Tutorial 3: Batch PDF Processing

Process multi-page PDFs asynchronously.

# Submit PDF job
JOB=$(curl -s -X POST http://localhost:3000/v3/pdf \
  -H "Content-Type: application/json" \
  -H "app_id: test" \
  -H "app_key: test123" \
  -d '{
    "url": "https://example.com/paper.pdf",
    "options": {"format": "mmd", "enable_ocr": true}
  }')

JOB_ID=$(echo $JOB | jq -r '.pdf_id')

# Poll for completion
curl http://localhost:3000/v3/pdf/$JOB_ID \
  -H "app_id: test" -H "app_key: test123"

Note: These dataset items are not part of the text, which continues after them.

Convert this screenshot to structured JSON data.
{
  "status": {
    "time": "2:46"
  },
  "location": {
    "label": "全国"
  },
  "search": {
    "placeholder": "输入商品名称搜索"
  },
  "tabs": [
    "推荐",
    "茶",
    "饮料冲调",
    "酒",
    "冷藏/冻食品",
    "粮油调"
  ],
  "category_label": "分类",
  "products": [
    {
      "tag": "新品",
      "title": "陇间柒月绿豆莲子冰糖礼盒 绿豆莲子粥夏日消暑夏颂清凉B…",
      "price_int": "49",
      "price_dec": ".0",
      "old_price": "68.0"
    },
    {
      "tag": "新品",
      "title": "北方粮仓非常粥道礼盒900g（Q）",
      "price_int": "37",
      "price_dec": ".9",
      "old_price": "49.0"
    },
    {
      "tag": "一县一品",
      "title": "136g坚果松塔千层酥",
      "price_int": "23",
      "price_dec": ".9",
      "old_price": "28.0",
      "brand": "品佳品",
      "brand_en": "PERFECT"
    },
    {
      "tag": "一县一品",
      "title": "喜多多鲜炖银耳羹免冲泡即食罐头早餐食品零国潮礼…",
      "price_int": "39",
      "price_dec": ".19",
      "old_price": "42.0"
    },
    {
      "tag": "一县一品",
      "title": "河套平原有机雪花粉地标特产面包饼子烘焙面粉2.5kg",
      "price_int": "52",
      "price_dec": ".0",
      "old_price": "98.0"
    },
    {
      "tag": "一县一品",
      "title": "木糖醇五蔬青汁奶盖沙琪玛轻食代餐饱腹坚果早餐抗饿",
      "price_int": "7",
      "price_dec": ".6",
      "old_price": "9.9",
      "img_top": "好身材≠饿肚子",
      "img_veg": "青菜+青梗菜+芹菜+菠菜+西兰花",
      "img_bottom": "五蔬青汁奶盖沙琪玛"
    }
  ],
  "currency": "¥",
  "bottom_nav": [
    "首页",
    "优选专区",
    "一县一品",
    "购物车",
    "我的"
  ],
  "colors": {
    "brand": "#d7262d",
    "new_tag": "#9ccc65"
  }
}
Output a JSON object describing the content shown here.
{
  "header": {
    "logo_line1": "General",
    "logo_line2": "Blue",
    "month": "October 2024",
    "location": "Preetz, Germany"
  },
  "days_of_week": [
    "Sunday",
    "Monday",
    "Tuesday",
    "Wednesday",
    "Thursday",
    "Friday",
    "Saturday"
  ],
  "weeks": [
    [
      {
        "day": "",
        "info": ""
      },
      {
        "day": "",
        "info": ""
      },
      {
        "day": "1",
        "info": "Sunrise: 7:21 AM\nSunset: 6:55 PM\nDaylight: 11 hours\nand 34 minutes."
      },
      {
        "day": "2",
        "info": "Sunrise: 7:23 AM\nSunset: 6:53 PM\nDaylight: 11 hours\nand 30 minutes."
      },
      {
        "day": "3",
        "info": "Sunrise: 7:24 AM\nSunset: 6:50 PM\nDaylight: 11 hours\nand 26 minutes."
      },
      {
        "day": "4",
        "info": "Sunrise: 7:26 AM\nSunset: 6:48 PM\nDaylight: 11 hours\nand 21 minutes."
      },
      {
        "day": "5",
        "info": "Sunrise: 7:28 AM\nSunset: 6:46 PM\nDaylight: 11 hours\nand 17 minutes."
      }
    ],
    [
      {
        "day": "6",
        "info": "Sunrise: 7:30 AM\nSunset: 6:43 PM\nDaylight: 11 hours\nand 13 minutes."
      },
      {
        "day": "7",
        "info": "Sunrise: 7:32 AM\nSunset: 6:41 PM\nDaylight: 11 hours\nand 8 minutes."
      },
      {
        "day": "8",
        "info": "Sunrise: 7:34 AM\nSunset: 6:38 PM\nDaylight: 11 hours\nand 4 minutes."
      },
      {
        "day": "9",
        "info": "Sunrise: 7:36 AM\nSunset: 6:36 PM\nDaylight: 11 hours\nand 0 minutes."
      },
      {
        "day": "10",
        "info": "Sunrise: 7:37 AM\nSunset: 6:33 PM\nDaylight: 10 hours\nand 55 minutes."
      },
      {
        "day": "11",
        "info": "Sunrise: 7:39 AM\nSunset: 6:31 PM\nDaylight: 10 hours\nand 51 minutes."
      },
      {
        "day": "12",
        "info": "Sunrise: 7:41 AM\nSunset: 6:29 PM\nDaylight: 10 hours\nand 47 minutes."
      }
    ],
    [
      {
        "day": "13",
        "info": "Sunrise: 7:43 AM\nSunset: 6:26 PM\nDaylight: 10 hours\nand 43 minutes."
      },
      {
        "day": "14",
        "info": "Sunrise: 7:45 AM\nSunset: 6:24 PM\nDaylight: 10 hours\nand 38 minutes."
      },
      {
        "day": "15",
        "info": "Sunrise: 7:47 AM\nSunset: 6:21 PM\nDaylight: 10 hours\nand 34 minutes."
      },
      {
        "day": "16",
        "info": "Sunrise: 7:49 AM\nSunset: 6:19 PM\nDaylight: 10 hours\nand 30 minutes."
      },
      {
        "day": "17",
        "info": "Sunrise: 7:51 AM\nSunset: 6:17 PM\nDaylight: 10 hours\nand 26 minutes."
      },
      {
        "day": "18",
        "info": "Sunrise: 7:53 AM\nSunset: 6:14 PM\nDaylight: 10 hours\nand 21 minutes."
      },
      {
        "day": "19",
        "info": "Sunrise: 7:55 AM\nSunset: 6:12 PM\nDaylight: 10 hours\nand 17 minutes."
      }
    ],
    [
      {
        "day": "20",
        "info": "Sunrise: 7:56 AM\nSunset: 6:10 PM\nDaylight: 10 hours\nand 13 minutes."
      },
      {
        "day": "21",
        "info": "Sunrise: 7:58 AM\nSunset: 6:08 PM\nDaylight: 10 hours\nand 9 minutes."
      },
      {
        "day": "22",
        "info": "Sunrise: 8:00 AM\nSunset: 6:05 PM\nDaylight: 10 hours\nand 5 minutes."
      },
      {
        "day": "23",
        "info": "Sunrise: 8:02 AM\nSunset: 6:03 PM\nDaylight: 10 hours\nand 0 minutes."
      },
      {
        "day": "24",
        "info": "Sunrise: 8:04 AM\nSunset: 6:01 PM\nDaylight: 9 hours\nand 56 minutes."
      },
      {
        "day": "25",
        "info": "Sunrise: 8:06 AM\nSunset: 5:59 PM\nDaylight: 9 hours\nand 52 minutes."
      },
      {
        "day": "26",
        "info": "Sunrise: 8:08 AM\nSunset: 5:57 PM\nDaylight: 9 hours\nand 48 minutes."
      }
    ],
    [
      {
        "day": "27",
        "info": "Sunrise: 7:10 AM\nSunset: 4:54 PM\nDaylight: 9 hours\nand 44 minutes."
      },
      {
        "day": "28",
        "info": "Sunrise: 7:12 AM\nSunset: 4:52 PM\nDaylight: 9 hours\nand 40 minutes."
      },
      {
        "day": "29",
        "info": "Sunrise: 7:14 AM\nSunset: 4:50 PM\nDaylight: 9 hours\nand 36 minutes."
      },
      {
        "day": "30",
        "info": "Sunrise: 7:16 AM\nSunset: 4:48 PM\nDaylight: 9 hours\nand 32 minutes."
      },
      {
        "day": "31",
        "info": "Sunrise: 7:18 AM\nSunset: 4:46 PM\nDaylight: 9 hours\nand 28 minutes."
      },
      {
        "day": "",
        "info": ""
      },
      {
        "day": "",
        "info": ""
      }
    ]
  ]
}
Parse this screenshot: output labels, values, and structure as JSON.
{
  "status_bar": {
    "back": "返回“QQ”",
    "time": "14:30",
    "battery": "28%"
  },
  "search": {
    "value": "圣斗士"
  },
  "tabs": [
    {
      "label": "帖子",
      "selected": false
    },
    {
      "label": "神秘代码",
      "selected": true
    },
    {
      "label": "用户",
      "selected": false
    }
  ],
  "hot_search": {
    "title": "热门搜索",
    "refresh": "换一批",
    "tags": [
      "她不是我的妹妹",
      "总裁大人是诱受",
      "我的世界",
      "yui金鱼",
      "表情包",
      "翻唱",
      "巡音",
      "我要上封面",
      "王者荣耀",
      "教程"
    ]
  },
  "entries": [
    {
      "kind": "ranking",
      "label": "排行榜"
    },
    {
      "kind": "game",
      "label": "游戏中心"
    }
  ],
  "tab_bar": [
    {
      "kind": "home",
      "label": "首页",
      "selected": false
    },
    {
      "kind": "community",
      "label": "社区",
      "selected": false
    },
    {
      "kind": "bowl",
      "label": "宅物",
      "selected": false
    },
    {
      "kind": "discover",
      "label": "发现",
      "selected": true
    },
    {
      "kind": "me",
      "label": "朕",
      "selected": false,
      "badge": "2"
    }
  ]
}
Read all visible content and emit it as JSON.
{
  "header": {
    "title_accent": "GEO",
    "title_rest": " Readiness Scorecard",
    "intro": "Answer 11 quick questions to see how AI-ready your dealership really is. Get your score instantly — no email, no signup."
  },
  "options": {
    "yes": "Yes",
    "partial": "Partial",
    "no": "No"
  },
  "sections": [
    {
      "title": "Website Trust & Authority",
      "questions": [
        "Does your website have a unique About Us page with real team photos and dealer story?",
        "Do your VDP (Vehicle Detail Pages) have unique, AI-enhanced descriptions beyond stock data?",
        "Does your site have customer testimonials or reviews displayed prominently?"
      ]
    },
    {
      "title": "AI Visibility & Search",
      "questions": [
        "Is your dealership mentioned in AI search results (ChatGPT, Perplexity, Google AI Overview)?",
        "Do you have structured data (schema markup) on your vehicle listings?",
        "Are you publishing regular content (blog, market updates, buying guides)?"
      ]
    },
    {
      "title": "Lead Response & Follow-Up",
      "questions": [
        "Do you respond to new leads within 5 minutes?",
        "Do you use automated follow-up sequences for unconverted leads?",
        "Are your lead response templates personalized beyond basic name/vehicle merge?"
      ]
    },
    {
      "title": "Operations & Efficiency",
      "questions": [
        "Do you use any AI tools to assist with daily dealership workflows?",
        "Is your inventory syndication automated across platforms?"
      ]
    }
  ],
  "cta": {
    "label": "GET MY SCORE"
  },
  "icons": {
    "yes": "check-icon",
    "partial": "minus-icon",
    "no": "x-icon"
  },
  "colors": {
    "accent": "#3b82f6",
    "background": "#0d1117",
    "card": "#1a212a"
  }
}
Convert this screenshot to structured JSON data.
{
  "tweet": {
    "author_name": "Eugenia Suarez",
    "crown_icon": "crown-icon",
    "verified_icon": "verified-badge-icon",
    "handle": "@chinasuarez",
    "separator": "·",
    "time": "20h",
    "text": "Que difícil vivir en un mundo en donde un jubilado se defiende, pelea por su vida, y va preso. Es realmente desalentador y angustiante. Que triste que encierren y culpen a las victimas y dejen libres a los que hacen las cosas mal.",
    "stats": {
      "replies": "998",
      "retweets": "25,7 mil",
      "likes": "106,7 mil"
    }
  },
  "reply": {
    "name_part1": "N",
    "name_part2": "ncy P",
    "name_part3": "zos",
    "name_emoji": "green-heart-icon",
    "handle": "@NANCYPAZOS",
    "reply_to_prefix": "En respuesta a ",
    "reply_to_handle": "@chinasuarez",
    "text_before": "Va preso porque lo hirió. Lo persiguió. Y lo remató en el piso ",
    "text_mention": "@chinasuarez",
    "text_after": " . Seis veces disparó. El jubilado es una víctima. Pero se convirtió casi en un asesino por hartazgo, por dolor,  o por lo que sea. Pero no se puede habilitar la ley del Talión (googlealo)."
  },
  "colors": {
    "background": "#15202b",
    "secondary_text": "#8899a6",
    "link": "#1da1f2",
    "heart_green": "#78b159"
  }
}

Tutorial 4: CLI Batch Processing

# Process entire directory
scipix-cli batch \
  --input-dir ./documents \
  --output-dir ./results \
  --format latex \
  --parallel 4 \
  --recursive

# Watch mode for continuous processing
scipix-cli batch \
  --input-dir ./inbox \
  --output-dir ./processed \
  --watch

Tutorial 5: WebAssembly Integration

# Build WASM module
cargo install wasm-pack
wasm-pack build --target web --features wasm
<script type="module">
  import init, { ScipixWasm } from './pkg/ruvector_scipix.js';

  async function processImage() {
    await init();
    const scipix = new ScipixWasm();
    await scipix.initialize();

    const canvas = document.getElementById('canvas');
    const imageData = canvas.getContext('2d').getImageData(0, 0, canvas.width, canvas.height);
    const result = await scipix.recognize(imageData.data);
    console.log('Result:', result);
  }

  processImage();
</script>

Tutorial 6: Using as MCP Server

Integrate SciPix with Claude Code or other AI assistants.

# Add to Claude Code
claude mcp add scipix -- scipix-cli mcp

# Or run standalone
scipix-cli mcp --debug

Then use tools in your AI conversations:

  • "Use the ocr_image tool to extract text from ./screenshot.png"
  • "Convert this LaTeX to MathML: \frac{1}{2}"

API Reference

Authentication

All API endpoints (except /health) require authentication:

app_id: your_application_id
app_key: your_secret_key

Endpoints

POST /v3/text - Image OCR

{
  "base64": "...",
  "url": "https://...",
  "metadata": {
    "formats": ["text", "latex", "mathml"],
    "confidence_threshold": 0.5,
    "math_mode": false
  }
}

POST /v3/strokes - Digital Ink

{
  "strokes": [{"x": [0, 10, 20], "y": [0, 10, 0]}],
  "metadata": {"formats": ["latex"]}
}

POST /v3/pdf - PDF Processing

{
  "url": "https://example.com/doc.pdf",
  "options": {
    "format": "mmd",
    "enable_ocr": true,
    "page_range": "1-10"
  }
}

GET /health - Health Check

{"status": "healthy", "version": "0.1.16"}

Configuration

Environment Variables

SERVER_ADDR=127.0.0.1:3000
RUST_LOG=scipix=info
RATE_LIMIT_PER_MINUTE=100
CACHE_MAX_SIZE=1000
MODEL_PATH=./models

Configuration File

[server]
address = "127.0.0.1"
port = 3000
workers = 4

[ocr]
model_path = "./models"
confidence_threshold = 0.5

[cache]
max_size = 1000
ttl_seconds = 3600

[rate_limit]
requests_per_minute = 100
burst_size = 20

Performance

Operation Time (avg) Throughput
SIMD Grayscale 101ยตs 4.2x faster
SIMD Resize 2.63ms 1.5x faster
Full Pipeline 0.49ms 4.4x faster
Simple text OCR ~50ms 20 img/s
Math equation ~80ms 12 img/s

Troubleshooting

# Check environment
scipix-cli doctor

# Enable debug logging
RUST_LOG=debug scipix-cli serve

# Verify models installed
ls -la models/

Contributing

# Run tests
cargo test --all-features

# Run linting
cargo clippy --all-features

# Format code
cargo fmt

License

MIT License - see LICENSE for details.